People assume that we launched our cloth sanitary products because single use products aren’t environmentally sustainable. Of course, that’s part of the reason. But there’s something else that motivates us. And that’s period poverty.
Period poverty means that every month girls miss school because they cannot afford to buy sanitary products. It means mothers taking days off work so that they can menstruate at home and give their pads to their daughters. It means teachers buying tampons to give to their pupils. It means women and girls using rags and toilet roll.
Period poverty isn’t restricted to ‘poor’ countries. It’s happening in Britain, right now.
The reason reusable nappies are becoming more ‘normal’ is because new parents are finally beginning to know about them - they’re being talked about in the media, and families know other parents who use them.
The same change in awareness is needed for reusable and cloth sanitary products (CSP). Women, parents, foodbanks, and teachers who spend their own money to support their pupils, need to know that there is another option. Having children rely on hand-outs from their teachers isn’t sustainable. It’s degrading, and it’s a temporary fix. It doesn’t solve the problem.
The average woman spends £18,000 on her single-use periods. Reusable products offer a long-term, economically sustainable solution. But more people need to know about them. More people need to know that they are ‘normal’, that they are easy to wash, and that they’re hygienic.

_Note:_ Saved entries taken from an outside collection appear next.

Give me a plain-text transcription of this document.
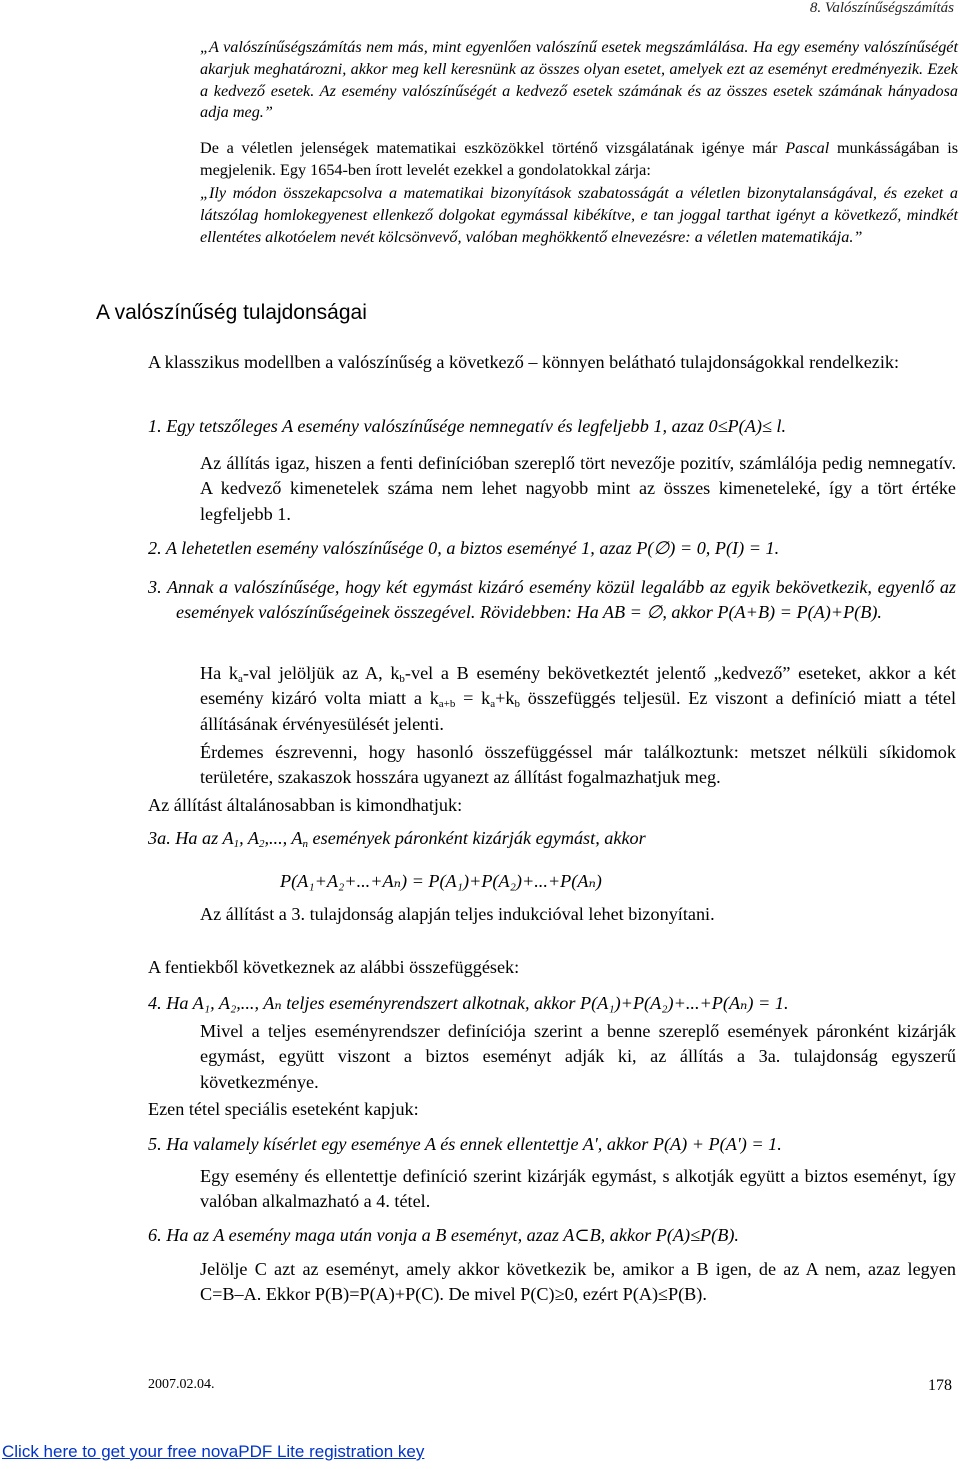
8. Valószínűségszámítás
„A valószínűségszámítás nem más, mint egyenlően valószínű esetek megszámlálása. Ha egy esemény valószínűségét akarjuk meghatározni, akkor meg kell keresnünk az összes olyan esetet, amelyek ezt az eseményt eredményezik. Ezek a kedvező esetek. Az esemény valószínűségét a kedvező esetek számának és az összes esetek számának hányadosa adja meg.”
De a véletlen jelenségek matematikai eszközökkel történő vizsgálatának igénye már Pascal munkásságában is megjelenik. Egy 1654-ben írott levelét ezekkel a gondolatokkal zárja:
„Ily módon összekapcsolva a matematikai bizonyítások szabatosságát a véletlen bizonytalanságával, és ezeket a látszólag homlokegyenest ellenkező dolgokat egymással kibékítve, e tan joggal tarthat igényt a következő, mindkét ellentétes alkotóelem nevét kölcsönvevő, valóban meghökkentő elnevezésre: a véletlen matematikája.”
A valószínűség tulajdonságai
A klasszikus modellben a valószínűség a következő – könnyen belátható tulajdonságokkal rendelkezik:
1. Egy tetszőleges A esemény valószínűsége nemnegatív és legfeljebb 1, azaz 0≤P(A)≤ l.
Az állítás igaz, hiszen a fenti definícióban szereplő tört nevezője pozitív, számlálója pedig nemnegatív. A kedvező kimenetelek száma nem lehet nagyobb mint az összes kimeneteleké, így a tört értéke legfeljebb 1.
2. A lehetetlen esemény valószínűsége 0, a biztos eseményé 1, azaz P(∅) = 0, P(I) = 1.
3. Annak a valószínűsége, hogy két egymást kizáró esemény közül legalább az egyik bekövetkezik, egyenlő az események valószínűségeinek összegével. Rövidebben: Ha AB = ∅, akkor P(A+B) = P(A)+P(B).
Ha $k_a$-val jelöljük az A, $k_b$-vel a B esemény bekövetkeztét jelentő „kedvező” eseteket, akkor a két esemény kizáró volta miatt a $k_{a+b} = k_a+k_b$ összefüggés teljesül. Ez viszont a definíció miatt a tétel állításának érvényesülését jelenti.
Érdemes észrevenni, hogy hasonló összefüggéssel már találkoztunk: metszet nélküli síkidomok területére, szakaszok hosszára ugyanezt az állítást fogalmazhatjuk meg.
Az állítást általánosabban is kimondhatjuk:
3a. Ha az $A_1$, $A_2$,..., $A_n$ események páronként kizárják egymást, akkor
P(A₁+A₂+...+Aₙ) = P(A₁)+P(A₂)+...+P(Aₙ)
Az állítást a 3. tulajdonság alapján teljes indukcióval lehet bizonyítani.
A fentiekből következnek az alábbi összefüggések:
4. Ha A₁, A₂,..., Aₙ teljes eseményrendszert alkotnak, akkor P(A₁)+P(A₂)+...+P(Aₙ) = 1.
Mivel a teljes eseményrendszer definíciója szerint a benne szereplő események páronként kizárják egymást, együtt viszont a biztos eseményt adják ki, az állítás a 3a. tulajdonság egyszerű következménye.
Ezen tétel speciális eseteként kapjuk:
5. Ha valamely kísérlet egy eseménye A és ennek ellentettje A', akkor P(A) + P(A') = 1.
Egy esemény és ellentettje definíció szerint kizárják egymást, s alkotják együtt a biztos eseményt, így valóban alkalmazható a 4. tétel.
6. Ha az A esemény maga után vonja a B eseményt, azaz A⊂B, akkor P(A)≤P(B).
Jelölje C azt az eseményt, amely akkor következik be, amikor a B igen, de az A nem, azaz legyen C=B–A. Ekkor P(B)=P(A)+P(C). De mivel P(C)≥0, ezért P(A)≤P(B).
2007.02.04.	178
Click here to get your free novaPDF Lite registration key
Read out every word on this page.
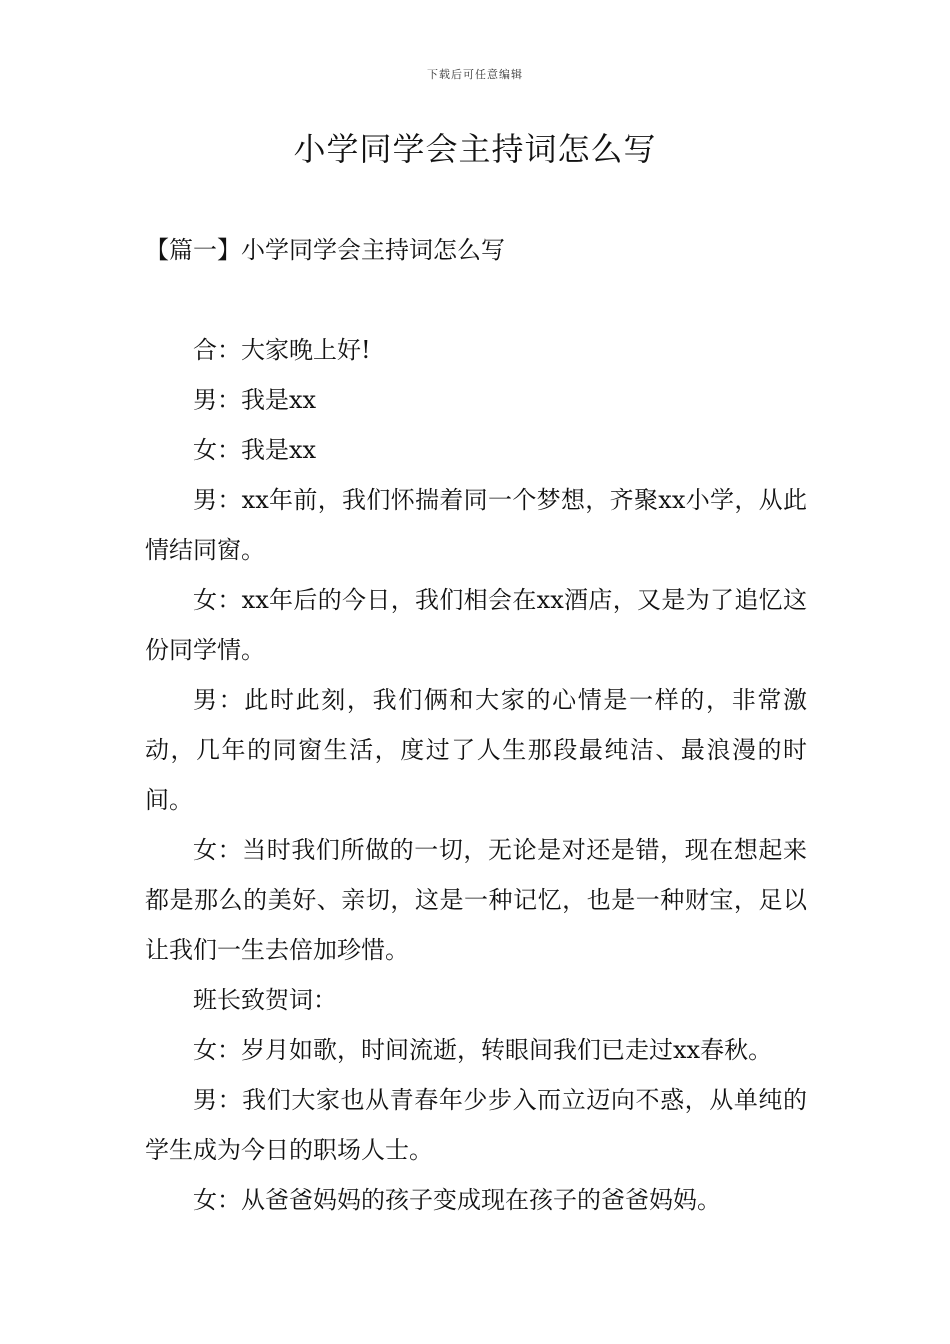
下载后可任意编辑
小学同学会主持词怎么写
【篇一】小学同学会主持词怎么写

合：大家晚上好!

男：我是xx

女：我是xx

男：xx年前，我们怀揣着同一个梦想，齐聚xx小学，从此情结同窗。

女：xx年后的今日，我们相会在xx酒店，又是为了追忆这份同学情。

男：此时此刻，我们俩和大家的心情是一样的，非常激动，几年的同窗生活，度过了人生那段最纯洁、最浪漫的时间。

女：当时我们所做的一切，无论是对还是错，现在想起来都是那么的美好、亲切，这是一种记忆，也是一种财宝，足以让我们一生去倍加珍惜。

班长致贺词：

女：岁月如歌，时间流逝，转眼间我们已走过xx春秋。

男：我们大家也从青春年少步入而立迈向不惑，从单纯的学生成为今日的职场人士。

女：从爸爸妈妈的孩子变成现在孩子的爸爸妈妈。
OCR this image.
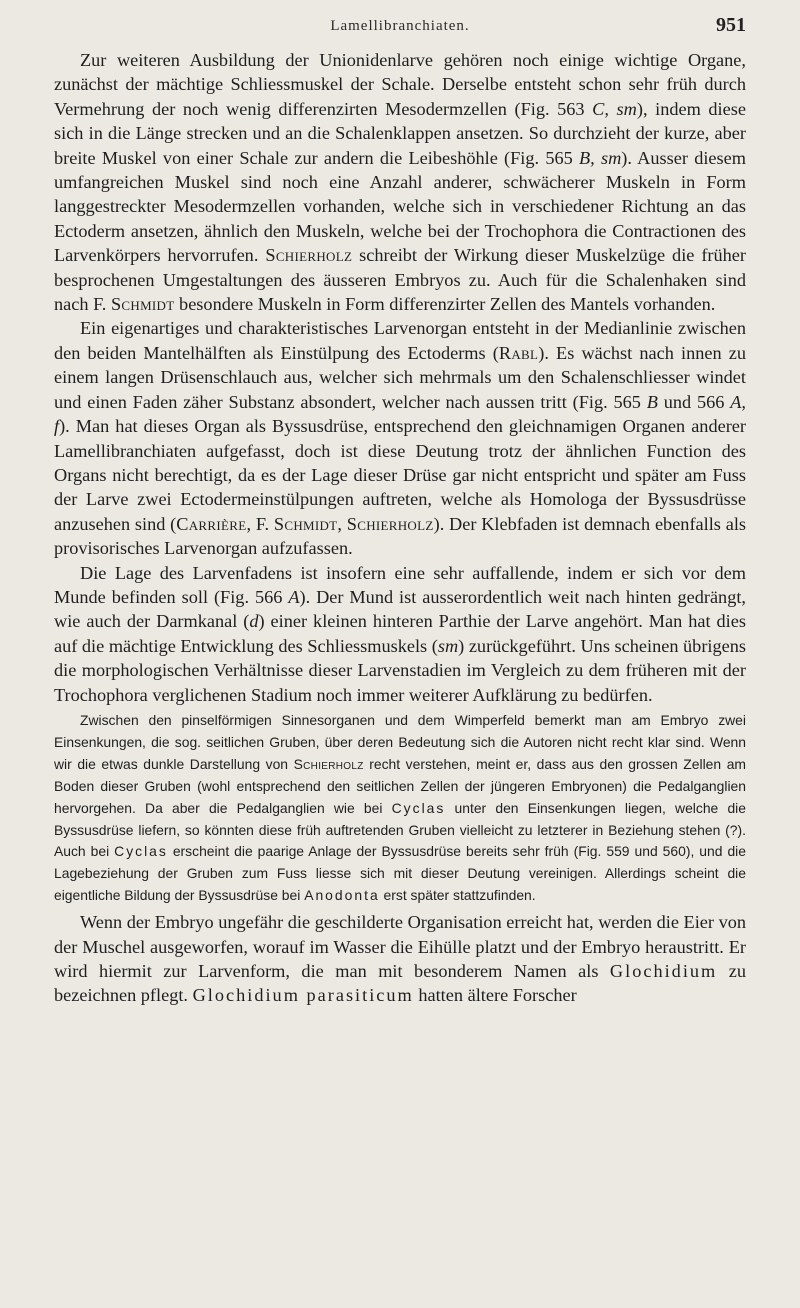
Lamellibranchiaten.	951

Zur weiteren Ausbildung der Unionidenlarve gehören noch einige wichtige Organe, zunächst der mächtige Schliessmuskel der Schale. Derselbe entsteht schon sehr früh durch Vermehrung der noch wenig differenzirten Mesodermzellen (Fig. 563 C, sm), indem diese sich in die Länge strecken und an die Schalenklappen ansetzen. So durchzieht der kurze, aber breite Muskel von einer Schale zur andern die Leibeshöhle (Fig. 565 B, sm). Ausser diesem umfangreichen Muskel sind noch eine Anzahl anderer, schwächerer Muskeln in Form langgestreckter Mesodermzellen vorhanden, welche sich in verschiedener Richtung an das Ectoderm ansetzen, ähnlich den Muskeln, welche bei der Trochophora die Contractionen des Larvenkörpers hervorrufen. Schierholz schreibt der Wirkung dieser Muskelzüge die früher besprochenen Umgestaltungen des äusseren Embryos zu. Auch für die Schalenhaken sind nach F. Schmidt besondere Muskeln in Form differenzirter Zellen des Mantels vorhanden.

Ein eigenartiges und charakteristisches Larvenorgan entsteht in der Medianlinie zwischen den beiden Mantelhälften als Einstülpung des Ectoderms (Rabl). Es wächst nach innen zu einem langen Drüsenschlauch aus, welcher sich mehrmals um den Schalenschliesser windet und einen Faden zäher Substanz absondert, welcher nach aussen tritt (Fig. 565 B und 566 A, f). Man hat dieses Organ als Byssusdrüse, entsprechend den gleichnamigen Organen anderer Lamellibranchiaten aufgefasst, doch ist diese Deutung trotz der ähnlichen Function des Organs nicht berechtigt, da es der Lage dieser Drüse gar nicht entspricht und später am Fuss der Larve zwei Ectodermeinstülpungen auftreten, welche als Homologa der Byssusdrüsse anzusehen sind (Carrière, F. Schmidt, Schierholz). Der Klebfaden ist demnach ebenfalls als provisorisches Larvenorgan aufzufassen.

Die Lage des Larvenfadens ist insofern eine sehr auffallende, indem er sich vor dem Munde befinden soll (Fig. 566 A). Der Mund ist ausserordentlich weit nach hinten gedrängt, wie auch der Darmkanal (d) einer kleinen hinteren Parthie der Larve angehört. Man hat dies auf die mächtige Entwicklung des Schliessmuskels (sm) zurückgeführt. Uns scheinen übrigens die morphologischen Verhältnisse dieser Larvenstadien im Vergleich zu dem früheren mit der Trochophora verglichenen Stadium noch immer weiterer Aufklärung zu bedürfen.

Zwischen den pinselförmigen Sinnesorganen und dem Wimperfeld bemerkt man am Embryo zwei Einsenkungen, die sog. seitlichen Gruben, über deren Bedeutung sich die Autoren nicht recht klar sind. Wenn wir die etwas dunkle Darstellung von Schierholz recht verstehen, meint er, dass aus den grossen Zellen am Boden dieser Gruben (wohl entsprechend den seitlichen Zellen der jüngeren Embryonen) die Pedalganglien hervorgehen. Da aber die Pedalganglien wie bei Cyclas unter den Einsenkungen liegen, welche die Byssusdrüse liefern, so könnten diese früh auftretenden Gruben vielleicht zu letzterer in Beziehung stehen (?). Auch bei Cyclas erscheint die paarige Anlage der Byssusdrüse bereits sehr früh (Fig. 559 und 560), und die Lagebeziehung der Gruben zum Fuss liesse sich mit dieser Deutung vereinigen. Allerdings scheint die eigentliche Bildung der Byssusdrüse bei Anodonta erst später stattzufinden.

Wenn der Embryo ungefähr die geschilderte Organisation erreicht hat, werden die Eier von der Muschel ausgeworfen, worauf im Wasser die Eihülle platzt und der Embryo heraustritt. Er wird hiermit zur Larvenform, die man mit besonderem Namen als Glochidium zu bezeichnen pflegt. Glochidium parasiticum hatten ältere Forscher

Girls are taught from an early age that periods are something to be hidden - adverts for menstrual products show 'small' and 'discreet' as essential features, reminding us to be secretive. Few women talk openly about menstruation - we may know the details of our friends’ post-birth haemorrhoids and drunken holiday liaisons, but the chances are we don’t have a clue about what they use during their period.
So we need to be getting reusable products out there. Because period poverty isn’t OK.
Oh, and in case you were wondering. Each of the 32 million women in the UK uses about 11,000 tampons in her lifetime, which are full of plastic and pulp. That means they’re manufactured using energy-intensive, dirty industrial processes; used for a few hours; and then sent to landfill where they’ll stay for hundreds of years. Yeah, we really don’t think that’s OK either.
1 comment
Hi, I definitely recommend, my baby has 3 months now and she is using the reusable nappies so I thought why am I not doing the same, so I decided to buy reusable pads and also the menstrual cup for first days! My grandmother used reusable pads and now I will use too thats the future!